Pour Le Maire, taxer les GAFA "est une question de justice fiscale" car "les géants du numérique paient 14% d'impôts en moins que les petites et moyennes entreprises européennes".
Il a souligné que « dès que l'OCDE se mettra d'accord sur de nouvelles règles fiscales internationales, ceux-ci remplaceront notre impôt français.
Pays à faible fiscalité
En vertu du droit de l'UE, Les géants de l'Internet peuvent choisir de déclarer leurs revenus dans n'importe quel État membre, les incitant à choisir des pays à faible fiscalité comme l'Irlande, les Pays-Bas ou le Luxembourg.
Les faibles taux d'imposition ont suscité la colère dans de nombreux pays européens, mais le bloc de 28 membres est divisé sur la façon de résoudre le problème.
Irlande, qui abrite le siège européen de plusieurs géants américains de la technologie, dirige un petit groupe de pays par ailleurs majoritairement nordiques qui soutiennent qu'une nouvelle taxe pourrait entraîner des représailles contre les entreprises européennes aux États-Unis.
Les législateurs du monde entier se sont débattus pour savoir comment taxer efficacement les géants de l'Internet
Mais Paris soutient que la mesure serait un accomplissement gagnant pour les principaux politiciens de l'UE avant les élections parlementaires européennes de mai, où les populistes anti-Bruxelles pourraient bien faire.
L'Allemagne craint que l'acceptation de la taxe n'affecte les exportations d'automobiles vers les États-Unis.
Les décideurs du monde entier se sont débattus pour savoir comment taxer les géants de l'Internet qui dominent leurs secteurs mais qui déclarent souvent des ventes et des bénéfices dans des juridictions à faible taux d'imposition afin de réduire leur facture fiscale.
Bretagne, L'Espagne et l'Italie travaillent également sur des versions nationales d'une taxe numérique, tandis que le Japon, Singapour et l'Inde planifient leurs propres projets.
Le patron de Google France, Sébastien Missoffe, a déclaré que son entreprise était prête à payer une nouvelle taxe, mais a souligné les difficultés d'évaluation, par exemple, combien un pays peut recevoir de la publicité mondiale.
Un porte-parole de Facebook a déclaré à l'AFP que, depuis l'année dernière, tous les revenus publicitaires générés par les clients français sont désormais enregistrés comme revenus français.

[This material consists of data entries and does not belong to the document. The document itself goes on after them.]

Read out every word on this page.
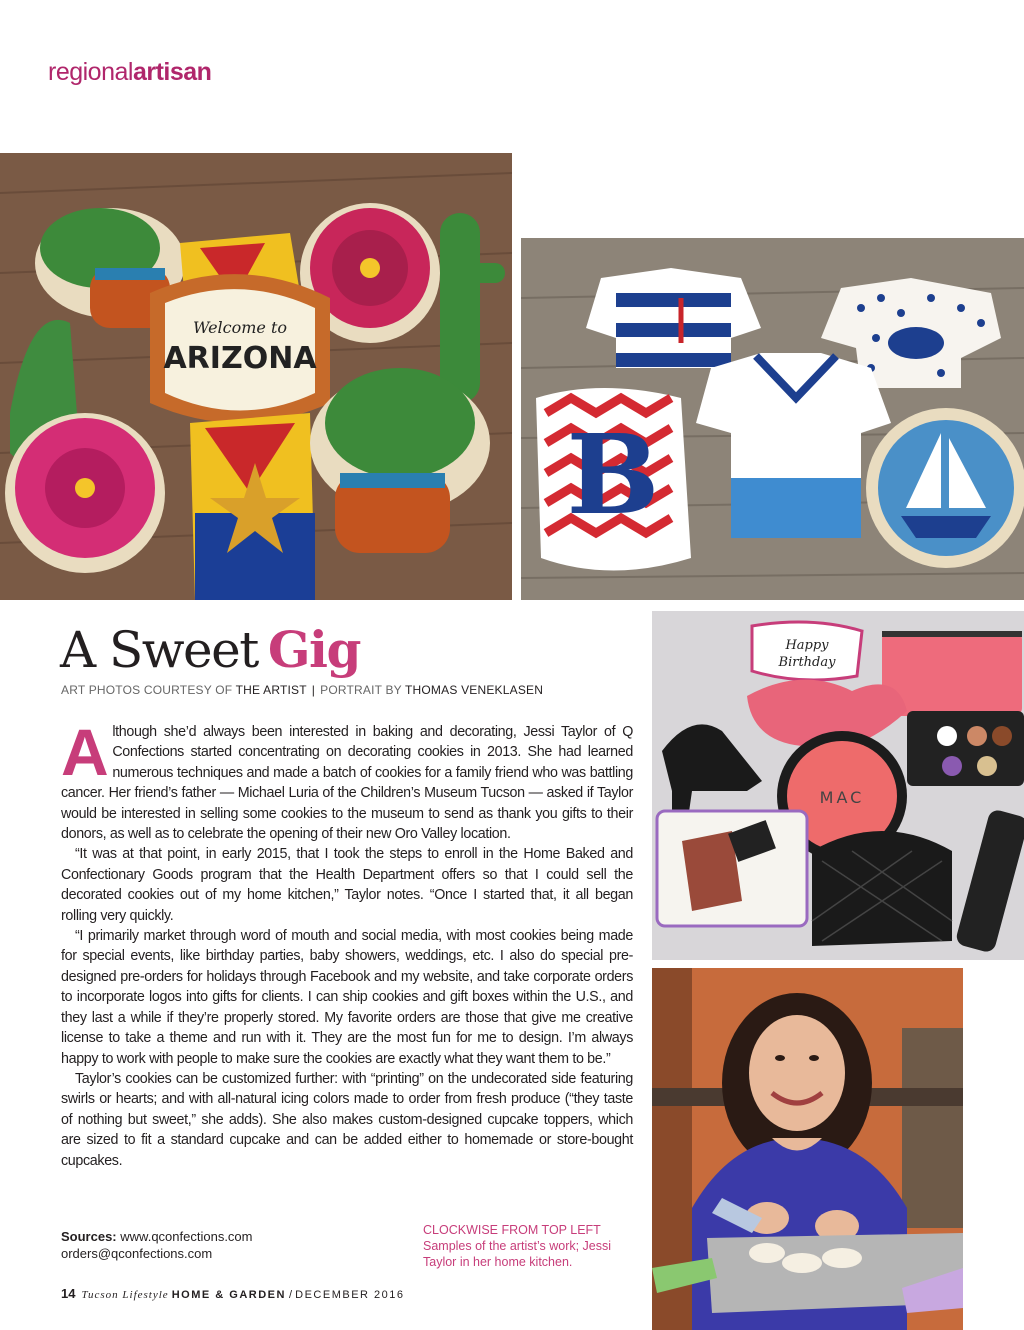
regionalartisan
Welcome to
ARIZONA
B
Happy
Birthday
MAC
A Sweet Gig
ART PHOTOS COURTESY OF THE ARTIST | PORTRAIT BY THOMAS VENEKLASEN

Although she’d always been interested in baking and decorating, Jessi Taylor of Q Confections started concentrating on decorating cookies in 2013. She had learned numerous techniques and made a batch of cookies for a family friend who was battling cancer. Her friend’s father — Michael Luria of the Children’s Museum Tucson — asked if Taylor would be interested in selling some cookies to the museum to send as thank you gifts to their donors, as well as to celebrate the opening of their new Oro Valley location.

“It was at that point, in early 2015, that I took the steps to enroll in the Home Baked and Confectionary Goods program that the Health Department offers so that I could sell the decorated cookies out of my home kitchen,” Taylor notes. “Once I started that, it all began rolling very quickly.

“I primarily market through word of mouth and social media, with most cookies being made for special events, like birthday parties, baby showers, weddings, etc. I also do special pre-designed pre-orders for holidays through Facebook and my website, and take corporate orders to incorporate logos into gifts for clients. I can ship cookies and gift boxes within the U.S., and they last a while if they’re properly stored. My favorite orders are those that give me creative license to take a theme and run with it. They are the most fun for me to design. I’m always happy to work with people to make sure the cookies are exactly what they want them to be.”

Taylor’s cookies can be customized further: with “printing” on the undecorated side featuring swirls or hearts; and with all-natural icing colors made to order from fresh produce (“they taste of nothing but sweet,” she adds). She also makes custom-designed cupcake toppers, which are sized to fit a standard cupcake and can be added either to homemade or store-bought cupcakes.

Sources: www.qconfections.com
orders@qconfections.com
CLOCKWISE FROM TOP LEFT
Samples of the artist’s work; Jessi Taylor in her home kitchen.
14 Tucson Lifestyle HOME & GARDEN / DECEMBER 2016
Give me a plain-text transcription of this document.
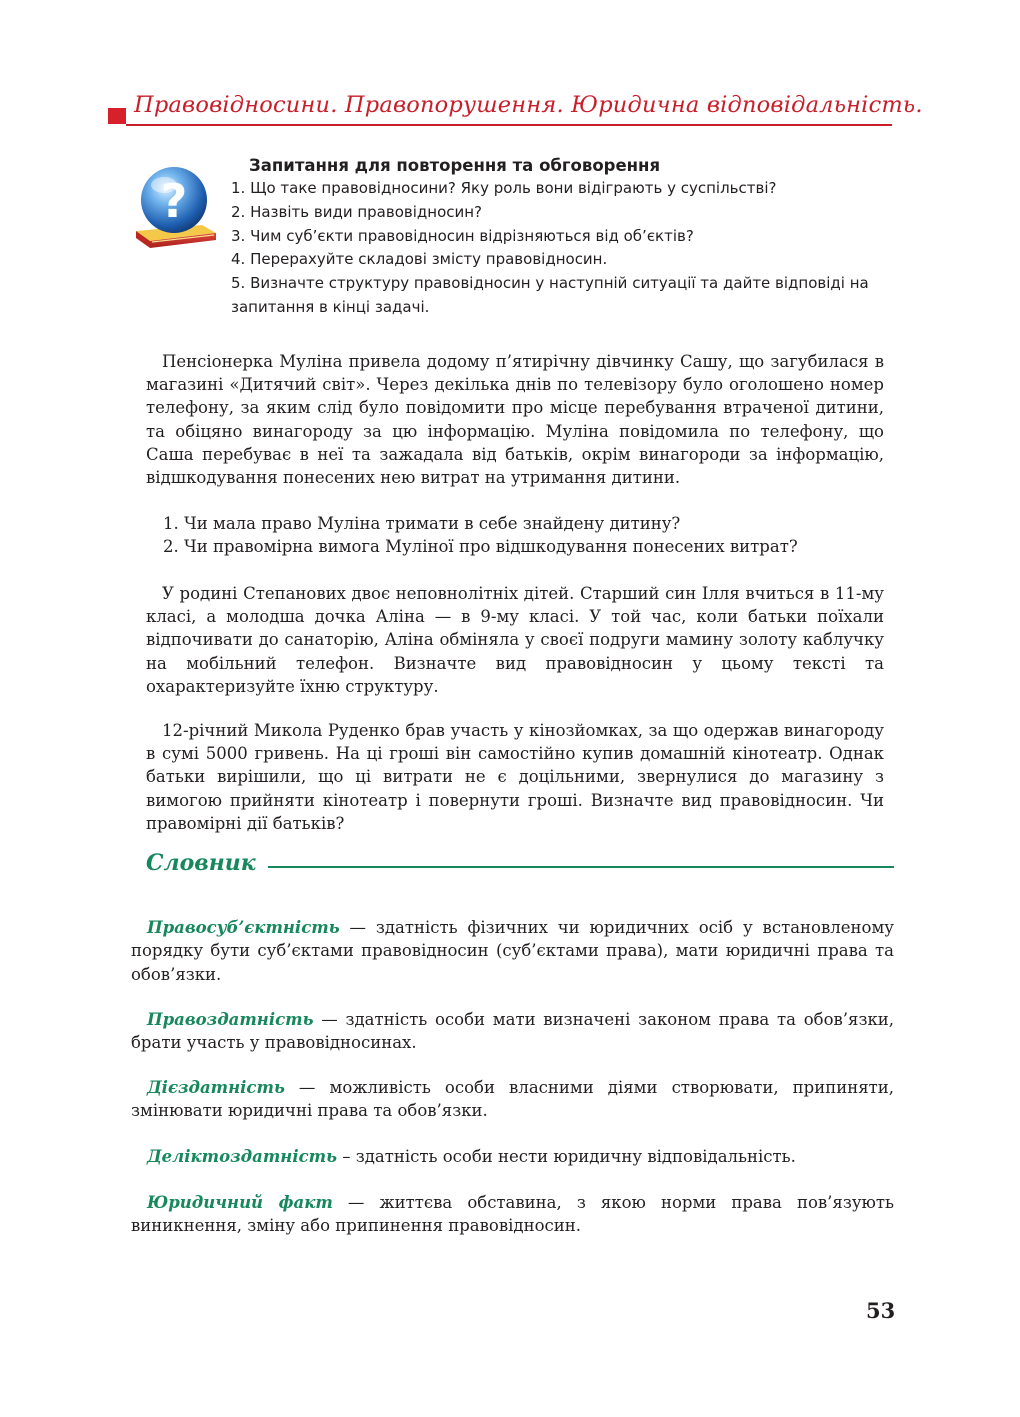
Правовідносини. Правопорушення. Юридична відповідальність.
?
Запитання для повторення та обговорення
1. Що таке правовідносини? Яку роль вони відіграють у суспільстві?
2. Назвіть види правовідносин?
3. Чим суб’єкти правовідносин відрізняються від об’єктів?
4. Перерахуйте складові змісту правовідносин.
5. Визначте структуру правовідносин у наступній ситуації та дайте відповіді на запитання в кінці задачі.
Пенсіонерка Муліна привела додому п’ятирічну дівчинку Сашу, що загубилася в магазині «Дитячий світ». Через декілька днів по телевізору було оголошено номер телефону, за яким слід було повідомити про місце перебування втраченої дитини, та обіцяно винагороду за цю інформацію. Муліна повідомила по телефону, що Саша перебуває в неї та зажадала від батьків, окрім винагороди за інформацію, відшкодування понесених нею витрат на утримання дитини.
1. Чи мала право Муліна тримати в себе знайдену дитину?
2. Чи правомірна вимога Муліної про відшкодування понесених витрат?
У родині Степанових двоє неповнолітніх дітей. Старший син Ілля вчиться в 11-му класі, а молодша дочка Аліна — в 9-му класі. У той час, коли батьки поїхали відпочивати до санаторію, Аліна обміняла у своєї подруги мамину золоту каблучку на мобільний телефон. Визначте вид правовідносин у цьому тексті та охарактеризуйте їхню структуру.
12-річний Микола Руденко брав участь у кінозйомках, за що одержав винагороду в сумі 5000 гривень. На ці гроші він самостійно купив домашній кінотеатр. Однак батьки вирішили, що ці витрати не є доцільними, звернулися до магазину з вимогою прийняти кінотеатр і повернути гроші. Визначте вид правовідносин. Чи правомірні дії батьків?
Словник
Правосуб’єктність — здатність фізичних чи юридичних осіб у встановленому порядку бути суб’єктами правовідносин (суб’єктами права), мати юридичні права та обов’язки.
Правоздатність — здатність особи мати визначені законом права та обов’язки, брати участь у правовідносинах.
Дієздатність — можливість особи власними діями створювати, припиняти, змінювати юридичні права та обов’язки.
Деліктоздатність – здатність особи нести юридичну відповідальність.
Юридичний факт — життєва обставина, з якою норми права пов’язують виникнення, зміну або припинення правовідносин.
53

Le projet de loi français est présenté alors que le gouvernement cherche des moyens de financer des mesures d'aide financière pour atténuer les manifestations des "gilets jaunes" qui secouent le pays depuis trois mois.
Mais pour Raphaël Pradeau du lobby anticapitaliste Attac, la taxe proposée est "symbolique et ne résout pas le problème de l'évasion fiscale massive".
"C'est comme si on acceptait que de telles entreprises puissent pratiquer l'évasion fiscale en échange de quelques miettes, " il a dit.